Снег шёл, не переставая, и ручеёк машин под окнами, и без того хилый, прерывистый, иссяк совсем. Изредка доносился рокот снегоуборочной техники, но сюда она не совалась. Подмигивали друг другу светофоры, меняя стороны и напарников, как заправские перебежчики. Сейчас «свои» это зелёные, минуты две назад были красные. Один раз получилось поймать момент, когда все они горели жёлтым, и Влад надолго застрял у окна, ожидая, пока что-то подобное повторится. Но ничего.

Влад опять занял у сна драгоценное, поблёскивающее лунным светом время. Сложно представить, насколько это упоительно — просто делать любимую работу, заставить все свои мысли, как планеты и астероиды, вращаться вокруг этой идеи. Тем не менее, Влад не клял себя за годы бездействия. Единственное, за что он был горячо благодарен Неназываемому — за то, что тот отделил котлет от мух, в смысле, Влада от того, что уже покинуло его голову.
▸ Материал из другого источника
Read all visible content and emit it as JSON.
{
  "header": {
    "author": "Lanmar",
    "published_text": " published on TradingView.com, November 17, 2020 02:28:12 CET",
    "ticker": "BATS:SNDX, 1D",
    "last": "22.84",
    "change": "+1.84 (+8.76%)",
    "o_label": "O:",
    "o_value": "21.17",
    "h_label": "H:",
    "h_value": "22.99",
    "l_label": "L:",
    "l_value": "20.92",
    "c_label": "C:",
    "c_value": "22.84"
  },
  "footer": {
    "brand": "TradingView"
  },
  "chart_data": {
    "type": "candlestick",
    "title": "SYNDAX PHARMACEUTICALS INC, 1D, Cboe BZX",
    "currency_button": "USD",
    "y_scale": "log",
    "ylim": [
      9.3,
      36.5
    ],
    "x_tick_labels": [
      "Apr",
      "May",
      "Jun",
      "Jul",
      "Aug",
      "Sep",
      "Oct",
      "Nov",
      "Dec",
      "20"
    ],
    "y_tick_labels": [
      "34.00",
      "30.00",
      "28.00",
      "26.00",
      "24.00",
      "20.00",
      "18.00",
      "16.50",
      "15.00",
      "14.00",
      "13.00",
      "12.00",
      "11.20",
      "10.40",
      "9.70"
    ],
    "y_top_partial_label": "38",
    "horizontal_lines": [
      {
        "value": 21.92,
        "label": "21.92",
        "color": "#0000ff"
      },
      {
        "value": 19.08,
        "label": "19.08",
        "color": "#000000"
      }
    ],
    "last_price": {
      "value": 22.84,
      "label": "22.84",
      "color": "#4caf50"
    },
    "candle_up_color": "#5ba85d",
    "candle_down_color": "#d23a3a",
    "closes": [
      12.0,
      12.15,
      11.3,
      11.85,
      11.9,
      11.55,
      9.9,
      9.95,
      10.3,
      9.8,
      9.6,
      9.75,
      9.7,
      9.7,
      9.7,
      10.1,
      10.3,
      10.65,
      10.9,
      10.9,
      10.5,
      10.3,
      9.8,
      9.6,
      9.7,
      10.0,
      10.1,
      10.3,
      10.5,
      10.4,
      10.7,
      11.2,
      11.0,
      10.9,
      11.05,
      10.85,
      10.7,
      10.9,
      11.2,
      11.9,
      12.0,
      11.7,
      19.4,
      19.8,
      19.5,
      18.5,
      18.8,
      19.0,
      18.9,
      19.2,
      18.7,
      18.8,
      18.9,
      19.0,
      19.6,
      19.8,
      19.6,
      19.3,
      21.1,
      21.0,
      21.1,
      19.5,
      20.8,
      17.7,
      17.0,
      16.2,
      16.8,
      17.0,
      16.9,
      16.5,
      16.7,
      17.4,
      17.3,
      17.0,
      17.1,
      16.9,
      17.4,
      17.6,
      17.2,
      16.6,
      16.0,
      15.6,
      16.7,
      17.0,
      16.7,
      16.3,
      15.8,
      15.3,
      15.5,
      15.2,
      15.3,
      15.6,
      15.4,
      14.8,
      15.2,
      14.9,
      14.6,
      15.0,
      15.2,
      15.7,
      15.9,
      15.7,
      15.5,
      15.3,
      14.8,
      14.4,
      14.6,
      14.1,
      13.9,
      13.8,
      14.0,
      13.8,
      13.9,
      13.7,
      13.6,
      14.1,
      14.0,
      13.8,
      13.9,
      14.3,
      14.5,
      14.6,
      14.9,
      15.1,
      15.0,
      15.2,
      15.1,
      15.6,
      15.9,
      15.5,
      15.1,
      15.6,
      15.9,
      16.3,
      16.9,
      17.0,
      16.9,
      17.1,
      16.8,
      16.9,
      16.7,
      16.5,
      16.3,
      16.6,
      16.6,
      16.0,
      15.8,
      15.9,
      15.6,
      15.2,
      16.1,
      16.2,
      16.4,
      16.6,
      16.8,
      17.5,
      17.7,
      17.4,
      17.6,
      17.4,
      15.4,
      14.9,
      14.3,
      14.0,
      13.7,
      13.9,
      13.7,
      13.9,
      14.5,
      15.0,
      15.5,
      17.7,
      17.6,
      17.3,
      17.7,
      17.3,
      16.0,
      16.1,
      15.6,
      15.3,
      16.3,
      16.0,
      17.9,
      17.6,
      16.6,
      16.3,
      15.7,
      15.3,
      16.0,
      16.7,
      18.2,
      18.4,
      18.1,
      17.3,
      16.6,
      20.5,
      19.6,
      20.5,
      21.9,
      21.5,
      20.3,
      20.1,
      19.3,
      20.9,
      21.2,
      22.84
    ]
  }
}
Он листал когда-то журналы с моделями, облачёнными в платья, и отстранённо вспоминал, как прорисовывал ту или иную деталь, удивлялся, почему же в итоге акценты получились здесь и здесь, когда должны быть вот тут и здесь, и думал: «у вас теперь есть собственные ноги, так идите и не возвращайтесь ко мне. Уступите место в моей голове новым детям».

Так почему же то, ради чего он всё это затеял, не может существовать отдельно?
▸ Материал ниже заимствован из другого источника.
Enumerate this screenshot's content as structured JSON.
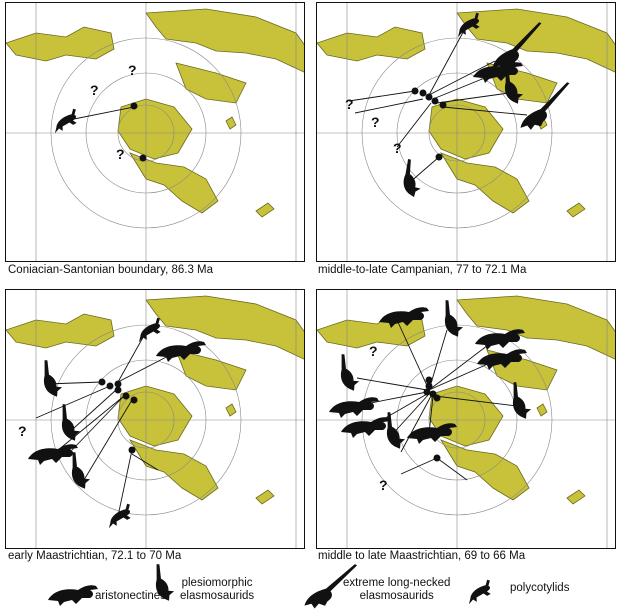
{
  "colors": {
    "land": "#c7c23a",
    "land_stroke": "#6b6a20",
    "ink": "#111111"
  },
  "panels": [
    {
      "caption": "Coniacian-Santonian boundary, 86.3 Ma"
    },
    {
      "caption": "middle-to-late Campanian, 77 to 72.1 Ma"
    },
    {
      "caption": "early Maastrichtian, 72.1 to 70 Ma"
    },
    {
      "caption": "middle to late Maastrichtian, 69 to 66 Ma"
    }
  ],
  "unknown_marker": "?",
  "legend": {
    "aristonectines": "aristonectines",
    "plesiomorphic": "plesiomorphic\nelasmosaurids",
    "extreme": "extreme long-necked\nelasmosaurids",
    "polycotylids": "polycotylids"
  }
}
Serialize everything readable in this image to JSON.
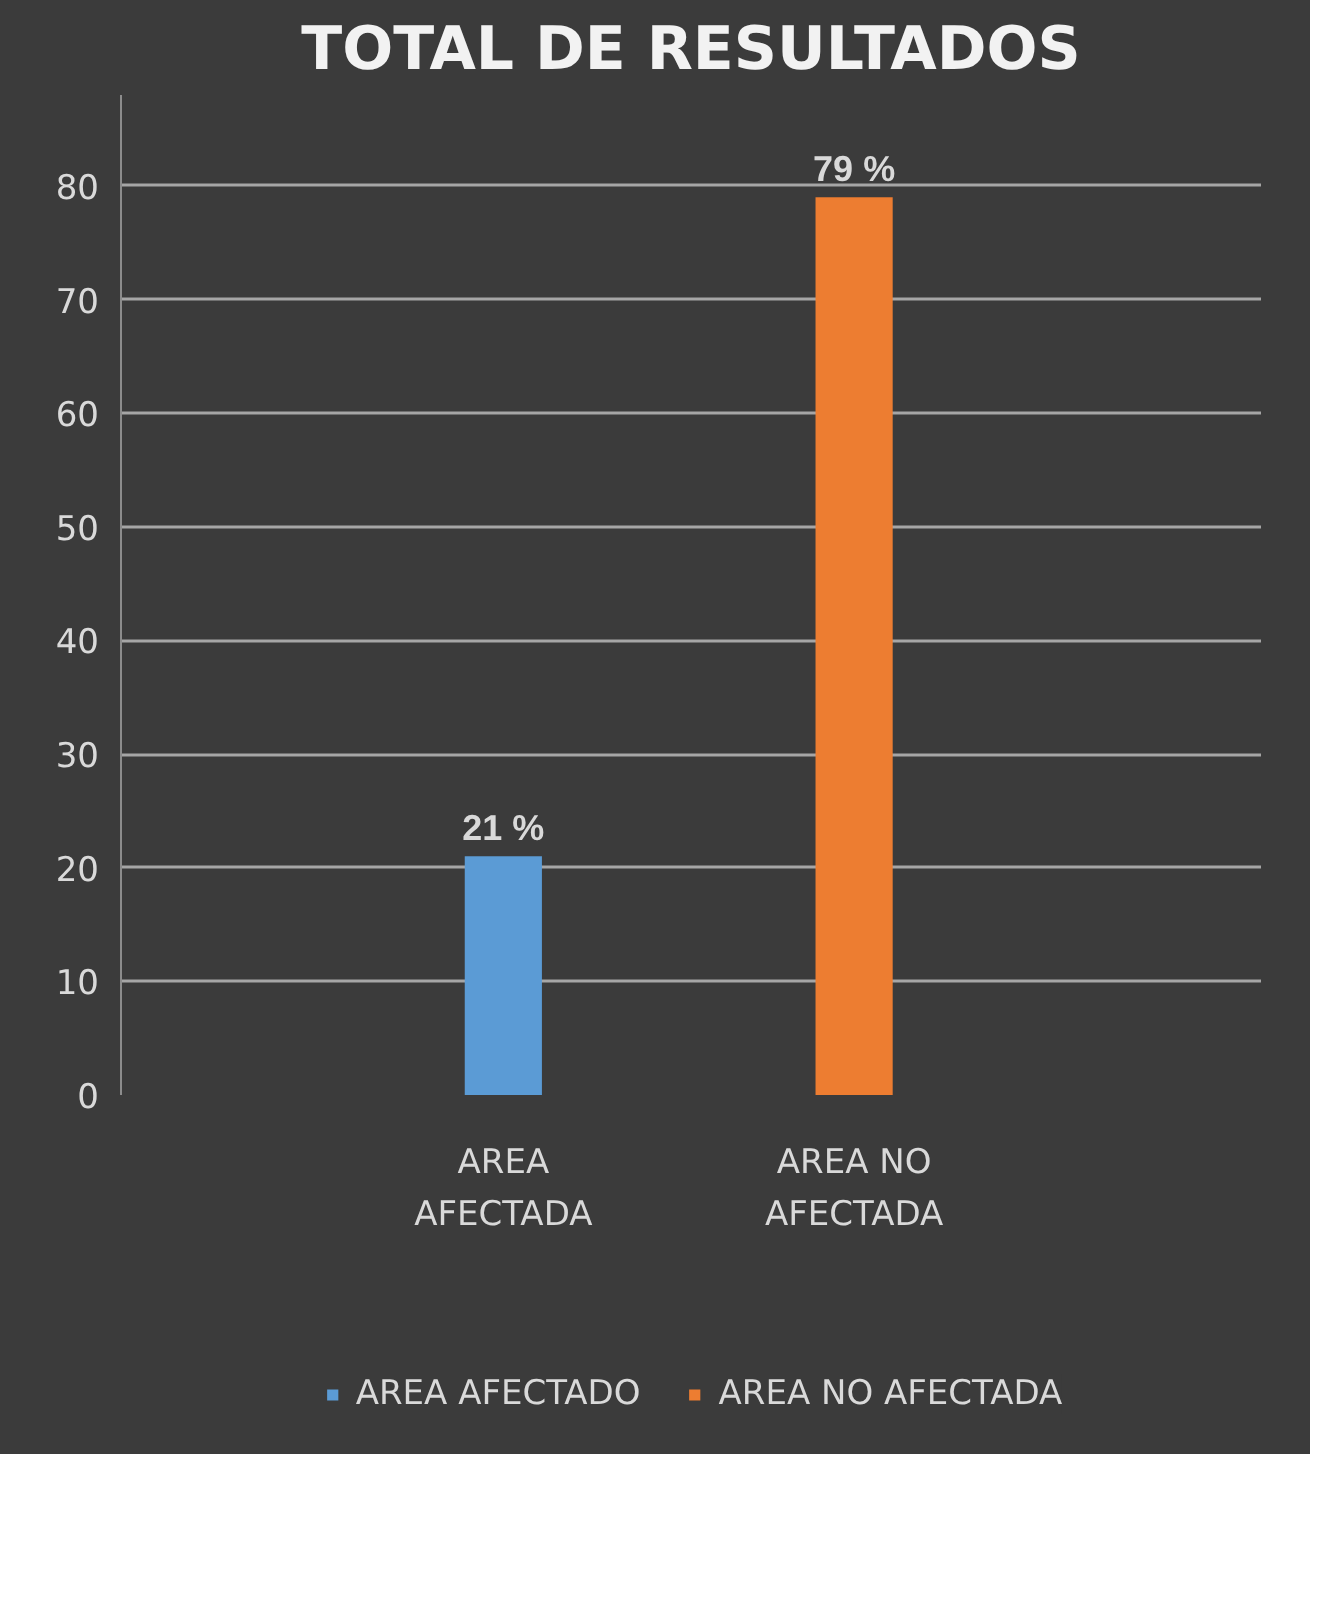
{
  "chart_data": {
    "type": "bar",
    "title": "TOTAL DE RESULTADOS",
    "categories": [
      "AREA AFECTADA",
      "AREA NO AFECTADA"
    ],
    "series": [
      {
        "name": "AREA AFECTADO",
        "color": "#5b9bd5",
        "values": [
          21,
          null
        ],
        "value_labels": [
          "21 %",
          null
        ]
      },
      {
        "name": "AREA NO AFECTADA",
        "color": "#ed7d31",
        "values": [
          null,
          79
        ],
        "value_labels": [
          null,
          "79 %"
        ]
      }
    ],
    "ylim": [
      0,
      88
    ],
    "yticks": [
      0,
      10,
      20,
      30,
      40,
      50,
      60,
      70,
      80
    ],
    "grid": "y",
    "legend": "bottom"
  }
}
Незаметно на улице наступило утро, а день наполнил всё стрекотом суетливого будня. Питер дышал спокойно и размеренно, складки тенистых глубоких морщин между домами углублялись, волосы выбеливала седина. Мыло, которое Влад использовал взамен сточившегося карандаша для ткани, оставляло под пальцами струпья. Хочется смочить слюной палец, собрать их все, и запихать в рот. Влад обожал запах художественного мыла, так же, как и…

«Уже всё случилось», — сказал кто-то голосом отца. Влад поднял голову. Он что, задремал?

13:08 — светилось на часах. Интересно, окрашивались ли изумрудные цифры в красный, когда там было «00»? Неназываемый производил впечатление пунктуального человека. Влад посмотрел в окно, туда, где блестела Нева и ещё дальше, как будто ожидал увидеть там рассеивающийся от пистолетного выстрела дым.

Влад откинулся на спинку стула, протёр глаза. Каждый звук вдруг стал объёмным, каждый запах обрабатывался мозгом вне очереди, как нечто особенно важное.

До 13:20 ещё двенадцать минут… у Юли, бывало, отставали часы. Бывало разряжался её мобильник и сбрасывал время на 00:00, но каковы шансы, что случилось это сегодня?

Влад выскочил на улицу, как был, в майке и домашних штанах, разве что сунул ноги в обувь: зимних ботинок там не было, как и осенних, единственное, что нашлось перед дверью — лёгкие кроссовки, естественно, с лета. Они не признали хозяина, стянули ноги крепко, словно капканы.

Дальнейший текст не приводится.